Why Prosecuting a Teen Girl for Sexting Is Absurd

The Des Moines Register reported late last month that a county prosecutor is threatening to charge a teenage girl with sexual exploitation of a minor for sending a sexually suggestive picture of herself to another student. The 14-year-old girl, called Nancy Doe in a lawsuit aimed at heading off the charges, appears in underwear and a sports bra in one photo and, in the second, in underwear with her top off and her hair covering her breasts. If adjudicated delinquent – that is, found guilty in juvenile court – Nancy could have to register as a sex offender.
The threat of a teenager being charged for sexting a picture of herself in which she isn’t even naked has been met with met with justifiable alarm, but charging teens for sexting – even pictures of themselves – isn’t so uncommon. It may seem ridiculous or cruel, but that’s what happens when we place too much reliance on the criminal justice system to address cultural problems.
The case stems from the March 2016 discovery that as many as 25 students at Knoxville High School in Marion County, Iowa, were found to be sharing pictures in which students were semi-nude, nude, or nude with emojis covering their private parts, which they hid in their phones on an app disguised as a calculator. This came to light after two geniuses were caught trying to print those photos in the school library.
Police investigated and Marion County Attorney Ed Bull set up a diversion program in which the accused sexters could take a course on the dangers of sexting and admit what they did wrong, instead of facing juvenile charges.
Nancy and her parents, however, thought that her pictures were not that bad and therefore she shouldn’t have to go, so they filed a federal lawsuit to prevent Bull from bringing charges. In it, Nancy and her parents argue that the photos do not constitute exploitation or pornography and that coercing Nancy into the diversion program would violate her parents’ right to raise their child as they see fit and Nancy’s First Amendment right to freedom of expression.

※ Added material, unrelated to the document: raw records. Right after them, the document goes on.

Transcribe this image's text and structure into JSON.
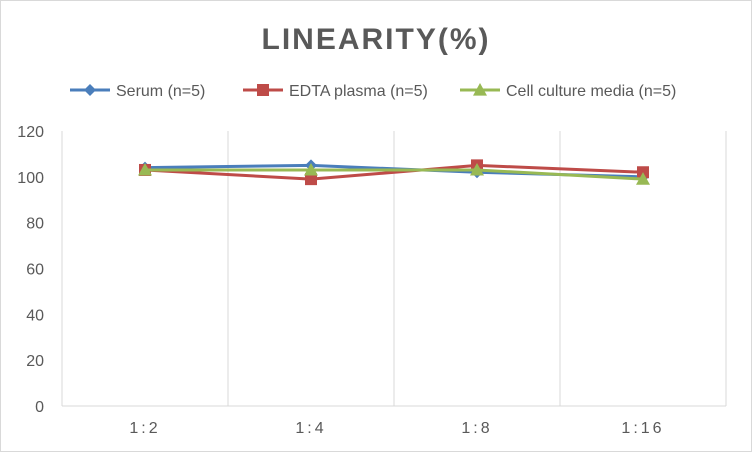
{
  "chart_data": {
    "type": "line",
    "title": "LINEARITY(%)",
    "categories": [
      "1:2",
      "1:4",
      "1:8",
      "1:16"
    ],
    "ylim": [
      0,
      120
    ],
    "yticks": [
      0,
      20,
      40,
      60,
      80,
      100,
      120
    ],
    "grid": "vertical",
    "legend_position": "top",
    "series": [
      {
        "name": "Serum (n=5)",
        "color": "#4a7ebb",
        "marker": "diamond",
        "values": [
          104,
          105,
          102,
          100
        ]
      },
      {
        "name": "EDTA plasma (n=5)",
        "color": "#be4b48",
        "marker": "square",
        "values": [
          103,
          99,
          105,
          102
        ]
      },
      {
        "name": "Cell culture media (n=5)",
        "color": "#98b954",
        "marker": "triangle",
        "values": [
          103,
          103,
          103,
          99
        ]
      }
    ]
  }
}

They have a very good argument that Nancy’s pics do not violate any Iowa statute. The problem is prosecutors overcharge people to get them to take plea deals all the time. And this prosecutor has an extremely broad statute to work with: Iowa has convicted teens for sexting naked pictures of themselves in the past, and the statute is vague enough that they could allege Nancy was “enticing” the minor to whom she sent the picture into prohibited sexual activity.
Generally, the only option when one faces criminal or juvenile charges is to take the deal or fight the charges. However, in a 2010 decision stemming from a very similar case in Wyoming County, Pennsylvania, a federal appeals court upheld a temporary restraining order against a prosecutor who had threatened to charge three girls who photographed themselves in their underwear unless they participated in a diversion program that would entail probation, an educational course and writing an essay on why what they did was “unwise.” The prosecutor argued that his actions were necessary to protect the girls from themselves. The court found the threatened prosecution was retaliation for the girls’ exercise of their constitutional rights.
But many other kids haven’t been so fortunate. The laws surrounding sexting are pretty much a mess. When the sexting panic hit in the late 2000s, prosecutors started charging kids with child pornography for photographing and filming themselves in consensual acts. Child pornography laws arguably shouldn’t apply to any minors at all because they are the class of persons such laws are meant to protect. But that ship seems to have sailed. For the most part, courts and legislatures haven’t exempted minors from child pornography laws. Instead, legislatures have amended child pornography laws to give minors lesser punishments or opportunities for diversion, or they have passed new laws making sexting by minors its own crime.
That leaves overzealous prosecutors with plenty of tools for turning children into sex offenders. It also puts perhaps well-meaning prosecutors like Bull in a difficult situation. Given the widespread acceptance of the idea that this is a criminal matter and widespread accusations that law enforcement doesn’t take sexual exploitation of women seriously, Bull doesn’t really have the option of letting the parents and the school handle this. So he cast a wide net and swept up everybody the evidence suggested might not understand the dangers of sexting in a program some parents found to be “slut shaming.”
It would be more effective – and less shaming – to cast an even wider net and educate all students about the dangers of sexting as part of the standard curriculum, rather than re-educating kids who do something unwise after the fact. It has been argued that consensual private sexting can be a harmless sexual exploration that doesn’t result in STDs or pregnancy – but in the age of criminalization, there’s no way to practice safe sext, and kids should know that.
Sexting prosecutions are a cautionary tale about relying on our very punitive criminal justice system to solve our problems, which we should be particularly mindful of in formulating policies to address the distribution of intimate pictures without the subject’s permission, known as nonconsensual pornography or revenge porn.
In a recent study, nearly one in four people who received intimate photos admitted to forwarding them without permission. A proposed federal law banning nonconsensual pornography would put them all at risk of a five year prison sentence and a lifetime on the sex offender registry. While some of those potential felons are malicious exes, many others are likely just idiots – or children. We should consider all our options before arming prosecutors with new laws because, as Nancy Doe can tell you, they can be a bit unreasonable sometimes.